Reese watched Gina’s face, didn’t see anything she could decipher.

“The police are sitting in the waiting area,” Gina said. “They want to talk to both of us. I told them before that you were a relative of my husband. We’re going to have to explain it all, but I’d like to keep as many of the details out of the paper as possible.”

Reese didn’t know how to respond, whether to be offended or relieved at the woman’s discretion.

“I write for a number of local publications,” Gina explained when Reese didn’t say anything. “I don’t want a lot of gossip to get around to the people I work with. I like to keep to myself as much as I can.”

“I understand,” Reese said. “We’ll spin it any way you want to.”

Gina just nodded. Reese thought she was dreaming if she really believed this could stay out of the local gossip. Charleston wasn’t that big a place. Besides, Ben would want to weigh in on it too. She needed to talk with him. But for the moment she’d do her part.

“And Reese?” Gina stopped walking. Reese turned to look at her, saw that she was almost in tears. “What about Angel’s father?”

Gina kept her eyes steady, and Reese tried to think of something to say, but some questions were too large to answer on the fly. She didn’t have time for studied explanations.

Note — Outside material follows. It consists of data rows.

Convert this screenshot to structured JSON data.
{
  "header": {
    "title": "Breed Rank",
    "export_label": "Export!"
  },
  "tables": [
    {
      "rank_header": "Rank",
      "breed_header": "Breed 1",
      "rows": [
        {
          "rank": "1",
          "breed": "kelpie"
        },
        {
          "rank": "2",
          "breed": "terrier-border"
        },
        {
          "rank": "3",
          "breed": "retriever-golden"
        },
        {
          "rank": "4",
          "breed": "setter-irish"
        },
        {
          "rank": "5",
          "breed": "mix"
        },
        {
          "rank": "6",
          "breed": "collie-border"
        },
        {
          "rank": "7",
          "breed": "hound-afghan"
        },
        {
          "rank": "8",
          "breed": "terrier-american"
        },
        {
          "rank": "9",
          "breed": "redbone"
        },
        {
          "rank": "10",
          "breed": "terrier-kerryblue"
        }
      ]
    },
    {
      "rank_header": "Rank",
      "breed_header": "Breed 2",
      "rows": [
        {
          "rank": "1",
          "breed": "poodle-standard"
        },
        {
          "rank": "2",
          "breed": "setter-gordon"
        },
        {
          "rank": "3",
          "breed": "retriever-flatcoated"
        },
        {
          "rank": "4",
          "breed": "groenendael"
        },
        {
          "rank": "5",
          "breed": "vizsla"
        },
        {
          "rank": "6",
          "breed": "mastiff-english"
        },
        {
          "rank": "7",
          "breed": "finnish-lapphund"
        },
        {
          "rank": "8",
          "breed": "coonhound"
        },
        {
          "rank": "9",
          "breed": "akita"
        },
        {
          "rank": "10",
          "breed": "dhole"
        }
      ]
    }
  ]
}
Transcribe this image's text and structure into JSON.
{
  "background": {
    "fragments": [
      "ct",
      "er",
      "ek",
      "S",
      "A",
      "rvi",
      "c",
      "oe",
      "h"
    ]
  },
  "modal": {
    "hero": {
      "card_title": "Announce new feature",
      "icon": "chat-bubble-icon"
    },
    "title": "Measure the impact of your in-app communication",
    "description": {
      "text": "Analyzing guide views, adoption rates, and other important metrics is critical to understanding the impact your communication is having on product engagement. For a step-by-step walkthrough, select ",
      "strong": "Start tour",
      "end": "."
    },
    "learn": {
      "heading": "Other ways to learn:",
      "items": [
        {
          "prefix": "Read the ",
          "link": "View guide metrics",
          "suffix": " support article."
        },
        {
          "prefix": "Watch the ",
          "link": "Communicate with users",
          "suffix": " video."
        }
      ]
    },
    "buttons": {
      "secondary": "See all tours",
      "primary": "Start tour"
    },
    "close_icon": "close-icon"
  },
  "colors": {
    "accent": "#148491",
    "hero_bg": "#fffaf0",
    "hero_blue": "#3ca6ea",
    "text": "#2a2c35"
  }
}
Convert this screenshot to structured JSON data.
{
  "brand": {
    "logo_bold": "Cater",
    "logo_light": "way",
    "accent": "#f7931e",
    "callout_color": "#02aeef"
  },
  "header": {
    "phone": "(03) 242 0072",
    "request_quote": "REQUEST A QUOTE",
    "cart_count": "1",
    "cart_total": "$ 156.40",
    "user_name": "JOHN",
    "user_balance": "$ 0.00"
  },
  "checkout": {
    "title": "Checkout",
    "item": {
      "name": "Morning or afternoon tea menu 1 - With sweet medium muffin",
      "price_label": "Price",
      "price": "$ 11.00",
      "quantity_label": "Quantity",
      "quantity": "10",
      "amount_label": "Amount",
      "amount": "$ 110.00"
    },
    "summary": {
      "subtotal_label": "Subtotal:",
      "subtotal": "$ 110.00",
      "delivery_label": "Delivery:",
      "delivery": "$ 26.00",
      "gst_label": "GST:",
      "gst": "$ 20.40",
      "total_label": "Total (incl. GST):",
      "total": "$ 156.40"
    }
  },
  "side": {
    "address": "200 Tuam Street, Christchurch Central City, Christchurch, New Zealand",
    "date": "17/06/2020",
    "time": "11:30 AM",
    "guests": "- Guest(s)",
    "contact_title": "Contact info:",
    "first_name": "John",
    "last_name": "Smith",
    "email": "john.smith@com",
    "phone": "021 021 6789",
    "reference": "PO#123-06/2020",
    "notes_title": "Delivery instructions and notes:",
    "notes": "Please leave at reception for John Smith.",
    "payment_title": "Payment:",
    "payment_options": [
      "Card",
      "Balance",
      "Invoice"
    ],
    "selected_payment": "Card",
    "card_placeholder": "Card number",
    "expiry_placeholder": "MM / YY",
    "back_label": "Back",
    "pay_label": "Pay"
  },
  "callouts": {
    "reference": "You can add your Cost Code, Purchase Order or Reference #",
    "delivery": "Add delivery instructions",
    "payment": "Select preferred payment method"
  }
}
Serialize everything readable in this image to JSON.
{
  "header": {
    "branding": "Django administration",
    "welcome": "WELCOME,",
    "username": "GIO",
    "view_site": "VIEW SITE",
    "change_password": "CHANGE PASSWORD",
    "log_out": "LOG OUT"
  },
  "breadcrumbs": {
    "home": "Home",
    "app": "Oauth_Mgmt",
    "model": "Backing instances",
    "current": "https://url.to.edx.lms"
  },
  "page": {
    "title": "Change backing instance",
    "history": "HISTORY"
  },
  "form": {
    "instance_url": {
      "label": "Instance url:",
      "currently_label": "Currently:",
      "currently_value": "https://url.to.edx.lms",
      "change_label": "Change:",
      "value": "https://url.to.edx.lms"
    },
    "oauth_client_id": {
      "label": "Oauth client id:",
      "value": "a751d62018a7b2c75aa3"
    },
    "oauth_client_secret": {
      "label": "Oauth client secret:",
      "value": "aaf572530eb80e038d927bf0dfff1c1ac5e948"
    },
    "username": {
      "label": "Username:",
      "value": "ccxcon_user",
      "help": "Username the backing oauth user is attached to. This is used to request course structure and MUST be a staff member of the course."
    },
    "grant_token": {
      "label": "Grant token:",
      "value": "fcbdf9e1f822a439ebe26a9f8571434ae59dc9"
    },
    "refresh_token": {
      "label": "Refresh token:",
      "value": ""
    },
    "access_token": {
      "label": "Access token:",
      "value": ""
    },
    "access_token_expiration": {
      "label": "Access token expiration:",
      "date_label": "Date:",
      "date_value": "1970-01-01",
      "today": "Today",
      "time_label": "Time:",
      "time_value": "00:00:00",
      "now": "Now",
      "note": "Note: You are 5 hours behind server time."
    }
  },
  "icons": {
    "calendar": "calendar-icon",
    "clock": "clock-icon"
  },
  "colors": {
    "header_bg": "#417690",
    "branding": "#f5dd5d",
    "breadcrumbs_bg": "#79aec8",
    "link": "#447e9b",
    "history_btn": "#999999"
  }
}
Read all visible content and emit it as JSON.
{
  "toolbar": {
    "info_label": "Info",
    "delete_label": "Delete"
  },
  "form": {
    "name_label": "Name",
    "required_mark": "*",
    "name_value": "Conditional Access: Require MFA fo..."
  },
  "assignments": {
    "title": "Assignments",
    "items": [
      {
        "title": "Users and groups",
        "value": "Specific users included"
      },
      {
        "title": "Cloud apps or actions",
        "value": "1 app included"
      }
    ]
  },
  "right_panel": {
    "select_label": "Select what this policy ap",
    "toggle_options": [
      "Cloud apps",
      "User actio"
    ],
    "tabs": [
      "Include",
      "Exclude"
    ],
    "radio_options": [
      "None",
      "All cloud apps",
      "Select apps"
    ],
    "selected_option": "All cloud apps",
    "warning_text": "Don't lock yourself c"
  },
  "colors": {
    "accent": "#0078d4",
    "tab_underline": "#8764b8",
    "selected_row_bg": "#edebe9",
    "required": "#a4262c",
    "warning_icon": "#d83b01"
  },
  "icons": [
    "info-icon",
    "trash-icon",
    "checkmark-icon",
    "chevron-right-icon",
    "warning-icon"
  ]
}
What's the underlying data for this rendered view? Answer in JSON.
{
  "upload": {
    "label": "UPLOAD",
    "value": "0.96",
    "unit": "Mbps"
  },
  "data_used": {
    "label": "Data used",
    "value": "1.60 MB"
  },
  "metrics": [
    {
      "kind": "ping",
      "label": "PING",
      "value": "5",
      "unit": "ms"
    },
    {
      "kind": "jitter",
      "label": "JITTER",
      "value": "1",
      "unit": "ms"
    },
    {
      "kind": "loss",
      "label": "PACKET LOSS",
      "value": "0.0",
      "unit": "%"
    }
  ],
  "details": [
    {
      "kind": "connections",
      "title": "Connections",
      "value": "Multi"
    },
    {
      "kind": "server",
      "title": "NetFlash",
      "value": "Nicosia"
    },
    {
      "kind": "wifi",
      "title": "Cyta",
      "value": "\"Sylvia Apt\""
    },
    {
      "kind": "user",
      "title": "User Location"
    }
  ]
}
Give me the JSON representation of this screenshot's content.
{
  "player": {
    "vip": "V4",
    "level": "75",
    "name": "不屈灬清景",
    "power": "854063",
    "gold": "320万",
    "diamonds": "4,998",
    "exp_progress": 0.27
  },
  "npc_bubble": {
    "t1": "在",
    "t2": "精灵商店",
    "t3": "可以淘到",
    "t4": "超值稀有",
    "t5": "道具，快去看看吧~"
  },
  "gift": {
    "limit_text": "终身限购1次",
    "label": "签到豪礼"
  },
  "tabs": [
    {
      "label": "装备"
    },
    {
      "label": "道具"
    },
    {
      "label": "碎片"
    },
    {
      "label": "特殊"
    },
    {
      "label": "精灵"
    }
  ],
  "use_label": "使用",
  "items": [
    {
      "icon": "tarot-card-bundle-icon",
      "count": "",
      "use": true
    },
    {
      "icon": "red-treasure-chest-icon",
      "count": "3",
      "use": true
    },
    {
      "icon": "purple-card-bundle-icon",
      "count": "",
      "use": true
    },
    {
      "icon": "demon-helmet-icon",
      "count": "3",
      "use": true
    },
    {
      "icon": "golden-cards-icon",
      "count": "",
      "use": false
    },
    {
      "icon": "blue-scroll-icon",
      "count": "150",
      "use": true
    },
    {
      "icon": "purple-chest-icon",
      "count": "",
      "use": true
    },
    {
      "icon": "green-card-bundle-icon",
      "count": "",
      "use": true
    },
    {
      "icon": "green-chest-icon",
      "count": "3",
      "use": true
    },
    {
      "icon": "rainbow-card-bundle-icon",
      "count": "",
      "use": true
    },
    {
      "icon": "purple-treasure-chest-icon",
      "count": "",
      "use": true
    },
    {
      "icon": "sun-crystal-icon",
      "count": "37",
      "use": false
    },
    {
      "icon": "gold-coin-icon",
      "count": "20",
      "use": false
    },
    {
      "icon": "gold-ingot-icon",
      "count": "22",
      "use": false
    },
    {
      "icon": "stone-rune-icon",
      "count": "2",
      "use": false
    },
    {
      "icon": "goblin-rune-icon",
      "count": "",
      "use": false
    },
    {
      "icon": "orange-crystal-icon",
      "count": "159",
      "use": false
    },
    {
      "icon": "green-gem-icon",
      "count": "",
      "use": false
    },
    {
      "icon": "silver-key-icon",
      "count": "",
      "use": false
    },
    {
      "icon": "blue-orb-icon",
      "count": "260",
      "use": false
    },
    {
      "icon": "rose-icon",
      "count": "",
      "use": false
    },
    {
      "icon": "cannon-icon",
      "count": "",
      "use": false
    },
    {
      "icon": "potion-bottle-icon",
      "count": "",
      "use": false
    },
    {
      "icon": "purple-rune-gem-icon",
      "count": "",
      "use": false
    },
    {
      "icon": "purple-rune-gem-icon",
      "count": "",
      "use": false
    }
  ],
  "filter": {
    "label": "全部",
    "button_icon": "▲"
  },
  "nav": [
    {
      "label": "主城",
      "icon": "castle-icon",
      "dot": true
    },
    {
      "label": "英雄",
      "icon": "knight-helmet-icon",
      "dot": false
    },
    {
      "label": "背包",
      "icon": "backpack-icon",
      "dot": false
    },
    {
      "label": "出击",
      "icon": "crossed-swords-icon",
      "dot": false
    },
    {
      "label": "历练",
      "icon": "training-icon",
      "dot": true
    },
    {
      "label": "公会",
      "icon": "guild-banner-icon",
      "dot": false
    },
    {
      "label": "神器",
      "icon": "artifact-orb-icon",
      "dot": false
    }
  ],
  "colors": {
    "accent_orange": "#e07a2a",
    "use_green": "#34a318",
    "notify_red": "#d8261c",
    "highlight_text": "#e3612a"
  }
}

“Gina,” she said. “We’ll talk about it. About everything. But I’ve got to get to Angel now.”

As if on cue, the nurse appeared down the hall.

“That’s her,” Gina said, gesturing toward the woman. “We’ll talk later.” She almost seemed relieved. “I’ll finish with the police and then I’ll stay here. I want to know what they say.”

Reese started down the hall, then stopped, turned back around.

“While I’m doing this,” Reese said. “I know this is awkward, but I need to talk with Benjamin. Will you please try to reach him?”

“Reese—”

“Gina, I’ve got to get in there. Please, just understand. He’ll want to know I’m here.”

As she walked away, Reese glanced back at Gina, intending to convey a look of apology, of gratitude, something. But all intentions became irrelevant when she saw the tears streaming down the younger woman’s face. The sight almost stopped her, almost made her go back. But she had to get to Angel. Her daughter was waiting. That’s all that mattered.